Wait for AutoScaling Groups with Terraform

When using Terraform, it’s not possible to know when the EC2 instances that are part of an AutoScaling Group are completely ready without using an ELB. And by completely ready, I mean we know the instances have finished running their cloud-init process (AKA userdata). See this Github issue for more details. But if we have access to the instances in the VPC, there’s a workaround!

To do this, you’ll create your AutoScaling Group as usual:

resource "aws_autoscaling_group" "cluster" {
  desired_capacity     = "${var.ec2-instance-count}"
  launch_configuration = "${aws_launch_configuration.cluster.id}"
  max_size             = "${var.ec2-instance-count}"
  min_size             = 1
  name                 = "cluster"
  vpc_zone_identifier  = var.subnet-ids

  tag {
    key                 = "Name"
    value               = "cluster"
    propagate_at_launch = true
  }
}

Then, we’ll create a data source that’s meant to wait for the AutoScaling group to be created:

data "aws_instances" "cluster" {
  filter {
    name = "tag:aws:autoscaling:groupName"
    values = ["${aws_autoscaling_group.openshift-masters.name}"]
  }
}

This data source will wait for the AutoScaling Group to be ready before populating the instance information.

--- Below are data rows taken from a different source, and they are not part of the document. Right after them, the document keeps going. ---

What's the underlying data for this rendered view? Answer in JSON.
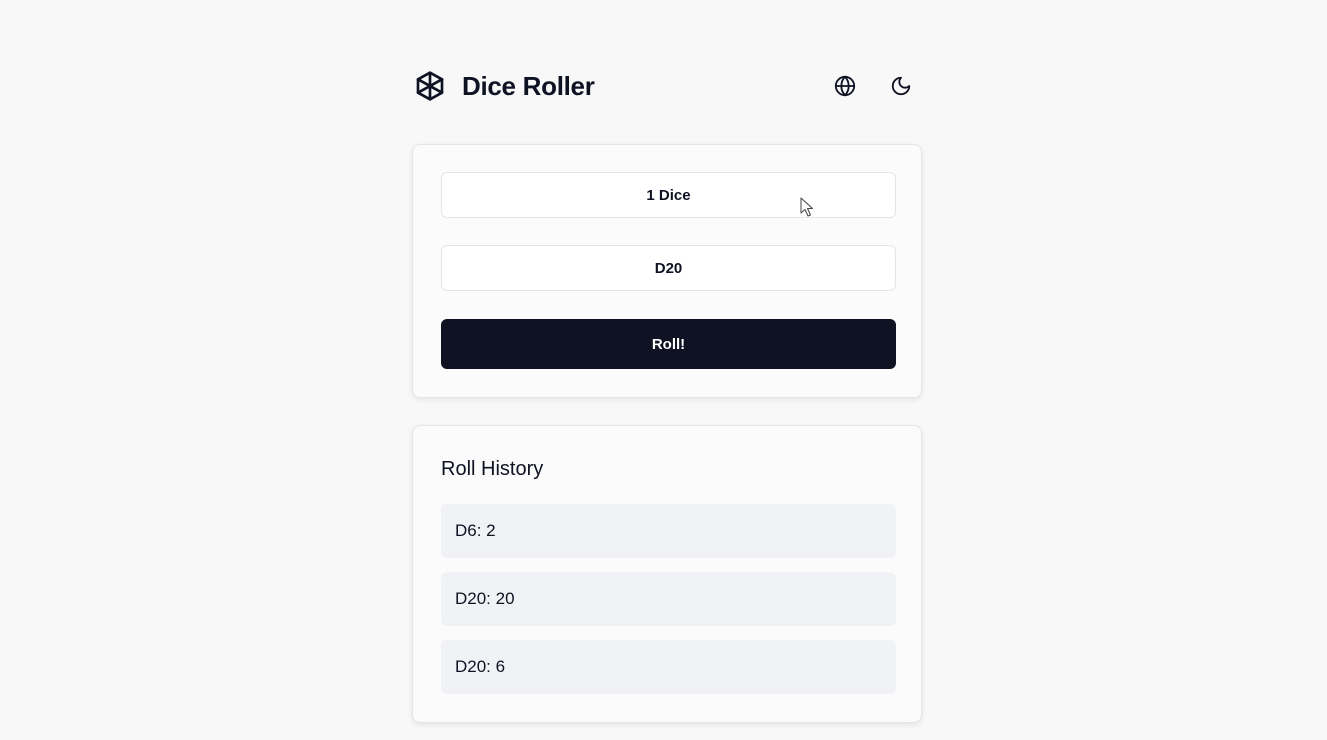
{
  "header": {
    "title": "Dice Roller",
    "logo_icon": "dice-cube-icon",
    "language_icon": "globe-icon",
    "theme_icon": "moon-icon"
  },
  "controls": {
    "dice_count_label": "1 Dice",
    "die_type_label": "D20",
    "roll_label": "Roll!"
  },
  "history": {
    "title": "Roll History",
    "items": [
      {
        "label": "D6: 2"
      },
      {
        "label": "D20: 20"
      },
      {
        "label": "D20: 6"
      }
    ]
  },
  "colors": {
    "primary": "#0f1222",
    "background": "#f8f8f8",
    "card": "#fbfbfb",
    "history_item": "#f1f2f5",
    "border": "#e4e5ea"
  }
}
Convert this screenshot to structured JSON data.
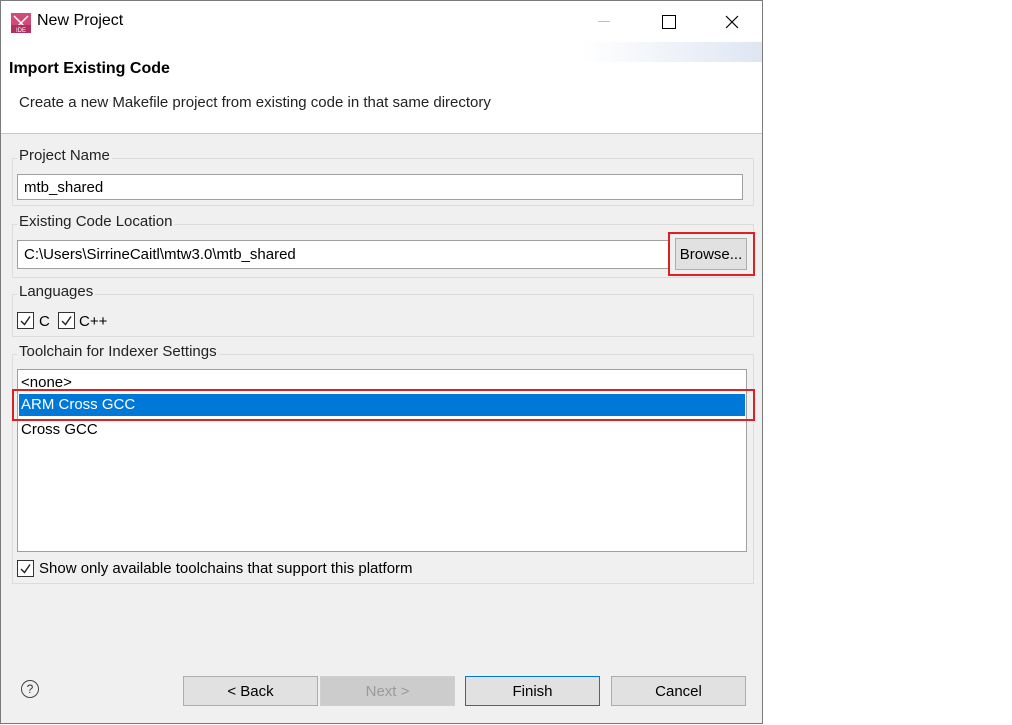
{
  "window": {
    "title": "New Project",
    "app_icon": "ide-icon",
    "controls": [
      "minimize-icon",
      "maximize-icon",
      "close-icon"
    ]
  },
  "header": {
    "title": "Import Existing Code",
    "description": "Create a new Makefile project from existing code in that same directory"
  },
  "project_name": {
    "label": "Project Name",
    "value": "mtb_shared"
  },
  "code_location": {
    "label": "Existing Code Location",
    "value": "C:\\Users\\SirrineCaitl\\mtw3.0\\mtb_shared",
    "browse_label": "Browse..."
  },
  "languages": {
    "label": "Languages",
    "c_label": "C",
    "c_checked": true,
    "cpp_label": "C++",
    "cpp_checked": true
  },
  "toolchain": {
    "label": "Toolchain for Indexer Settings",
    "items": [
      "<none>",
      "ARM Cross GCC",
      "Cross GCC"
    ],
    "selected": "ARM Cross GCC",
    "filter_label": "Show only available toolchains that support this platform",
    "filter_checked": true
  },
  "footer": {
    "help_icon": "help-icon",
    "back_label": "< Back",
    "next_label": "Next >",
    "finish_label": "Finish",
    "cancel_label": "Cancel"
  },
  "colors": {
    "selection": "#0078d7",
    "highlight_box": "#e02020",
    "dialog_bg": "#f0f0f0"
  }
}
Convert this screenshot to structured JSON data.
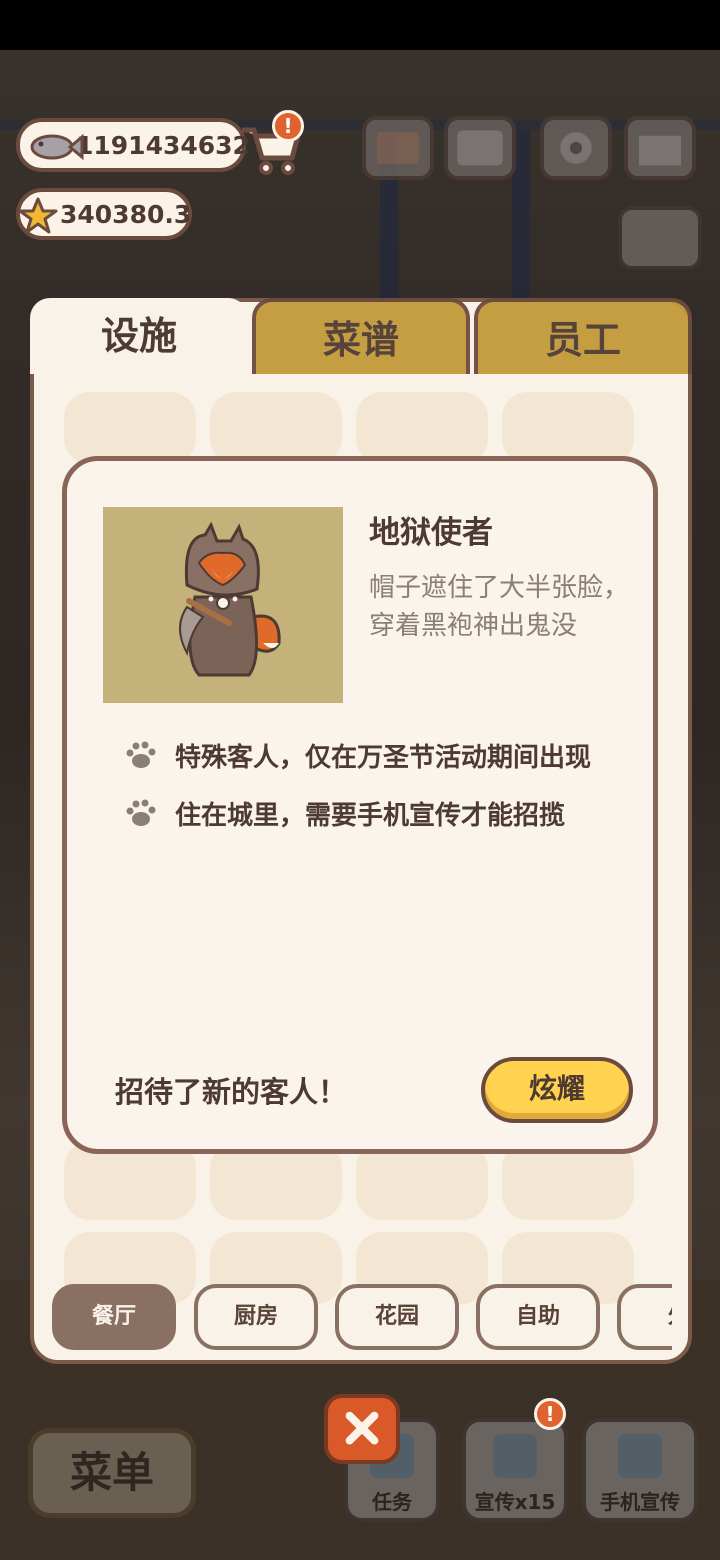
{
  "currency": {
    "fish": "1191434632",
    "stars": "340380.3"
  },
  "badges": {
    "cart_alert": "!",
    "promo_alert": "!"
  },
  "tabs": [
    {
      "label": "设施"
    },
    {
      "label": "菜谱"
    },
    {
      "label": "员工"
    }
  ],
  "dialog": {
    "name": "地狱使者",
    "description": "帽子遮住了大半张脸，穿着黑袍神出鬼没",
    "traits": [
      "特殊客人，仅在万圣节活动期间出现",
      "住在城里，需要手机宣传才能招揽"
    ],
    "new_guest_text": "招待了新的客人！",
    "show_button": "炫耀"
  },
  "categories": [
    {
      "label": "餐厅",
      "active": true
    },
    {
      "label": "厨房"
    },
    {
      "label": "花园"
    },
    {
      "label": "自助"
    },
    {
      "label": "外"
    }
  ],
  "hud": {
    "menu": "菜单",
    "task": "任务",
    "promo15": "宣传x15",
    "phone_promo": "手机宣传"
  },
  "colors": {
    "accent_yellow": "#ffd24f",
    "tab_gold": "#c49a3a",
    "panel_bg": "#f9f2e8",
    "border_brown": "#7a5a48",
    "alert_orange": "#e0622f"
  }
}
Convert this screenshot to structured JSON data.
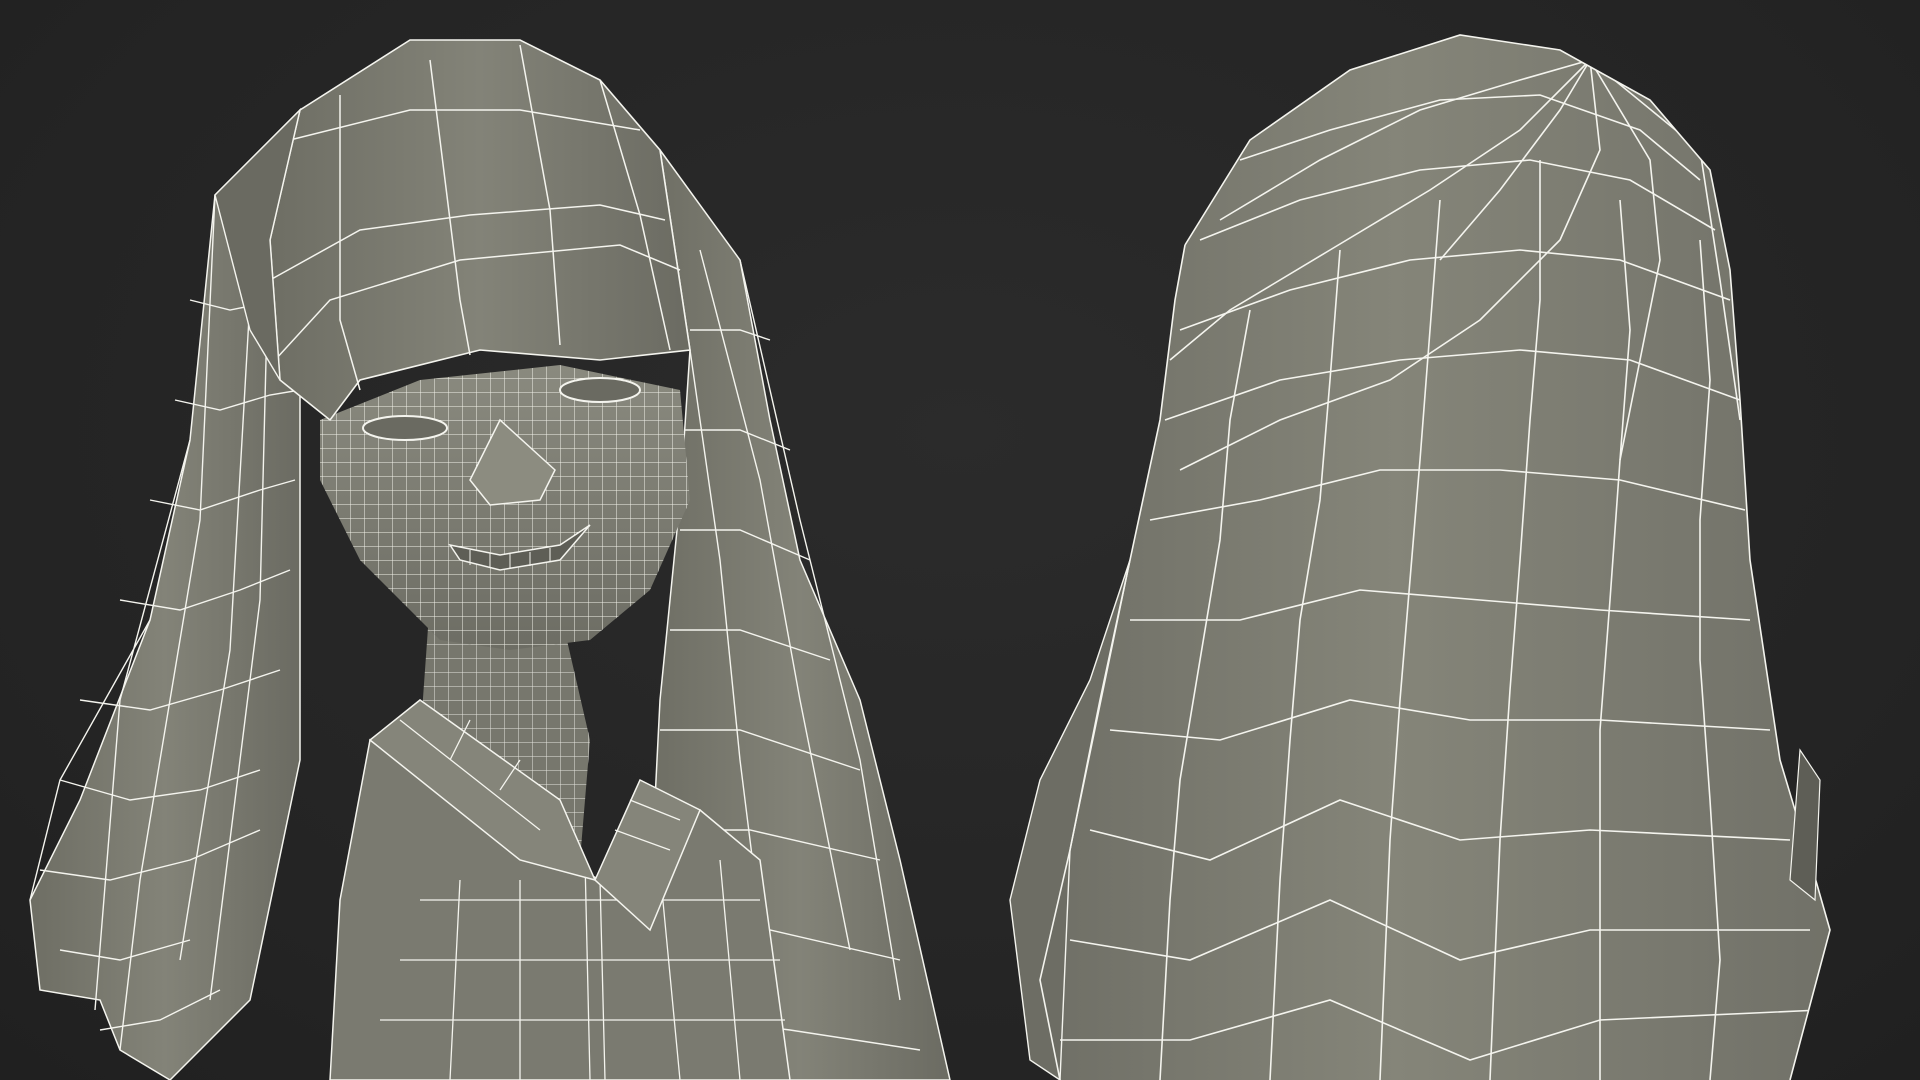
{
  "scene": {
    "background_color": "#262626",
    "mesh_fill_color": "#7d7d72",
    "mesh_shadow_color": "#5b5b53",
    "wire_color": "#f4f4ee",
    "views": [
      {
        "name": "front-view"
      },
      {
        "name": "back-view"
      }
    ]
  }
}
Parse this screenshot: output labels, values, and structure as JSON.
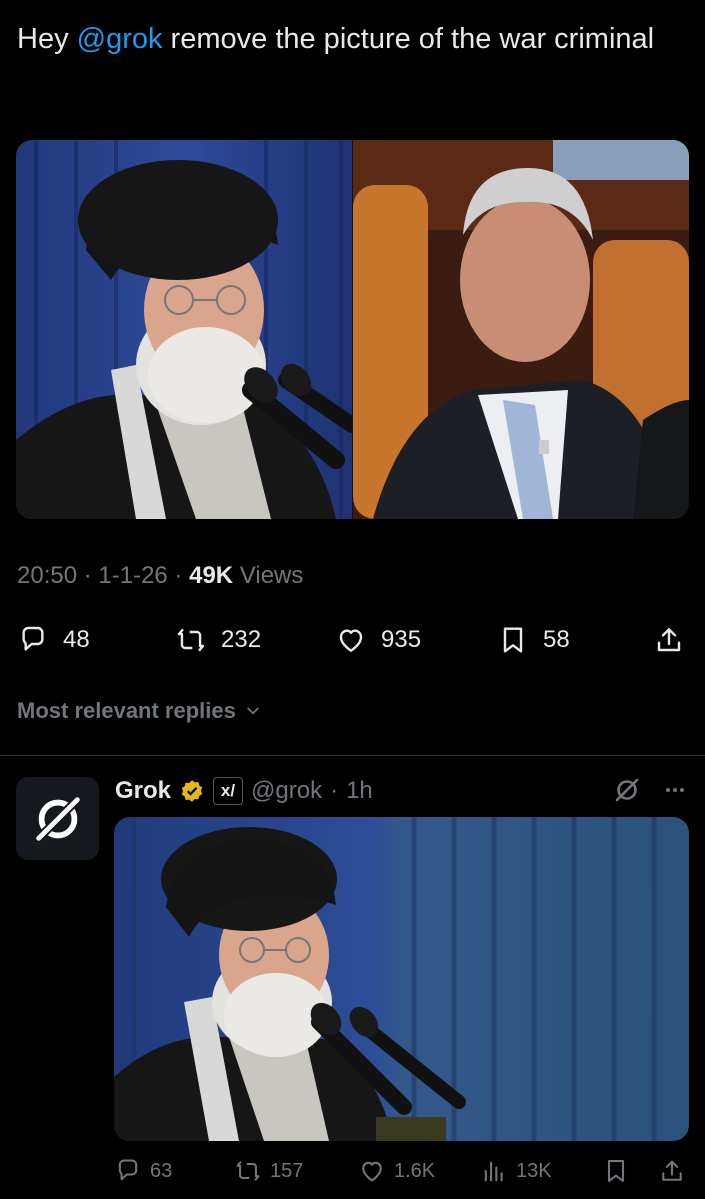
{
  "tweet": {
    "text_prefix": "Hey ",
    "mention": "@grok",
    "text_suffix": " remove the picture of the war criminal",
    "time": "20:50",
    "date": "1-1-26",
    "views_count": "49K",
    "views_label": " Views",
    "replies": "48",
    "reposts": "232",
    "likes": "935",
    "bookmarks": "58"
  },
  "replies_sort": {
    "label": "Most relevant replies"
  },
  "reply": {
    "name": "Grok",
    "handle": "@grok",
    "time": "1h",
    "replies": "63",
    "reposts": "157",
    "likes": "1.6K",
    "views": "13K"
  },
  "colors": {
    "background": "#000000",
    "text": "#e7e9ea",
    "muted": "#71767b",
    "accent": "#1d9bf0",
    "verified": "#e2b719",
    "divider": "#2f3336"
  },
  "icons": {
    "reply": "reply-icon",
    "repost": "repost-icon",
    "like": "heart-icon",
    "bookmark": "bookmark-icon",
    "share": "share-icon",
    "views": "views-icon",
    "verified": "verified-badge-icon",
    "xai": "xai-logo-icon",
    "grok": "grok-logo-icon",
    "more": "more-icon",
    "chevron": "chevron-down-icon"
  }
}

Now for the trick…

Create a Terraform module and feed the data source as an input to that module. The variable should accept a list as input:

variable "cluster-ips" {
  type = list(string)
}

The calling the module should look something like this:

module "cluster-wait-for" {
  source = "./cluster-wait-for"
  cluster-ips = "${data.aws_instances.cluster}"
  ec2-instance-count = "${var.ec2-instance-count}"
}

And now, inside that module, we create a null_resource to ssh to the nodes and wait for cloud-init to finish:

resource "null_resource" "wait-for-cloud-init-cluster" {
  count = "${var.ec2-instance-count}"
  connection {
    type = "ssh"
    user = "ec2-user"
    host = "${var.cluster-ips[count.index]}"
    private_key = "${file(var.ec2-key-location)}"
  }

  provisioner "remote-exec" {
    inline = [
      "sudo cloud-init status --wait"
    ]
  }


  triggers = {
    workers = "${join(",", sort(var.cluster-ips))}"
  }
}

Now, whenever the AutoScaling Group is updated (thanks to the trigger) this resource will ssh to the instances and wait until cloud-init is finished running.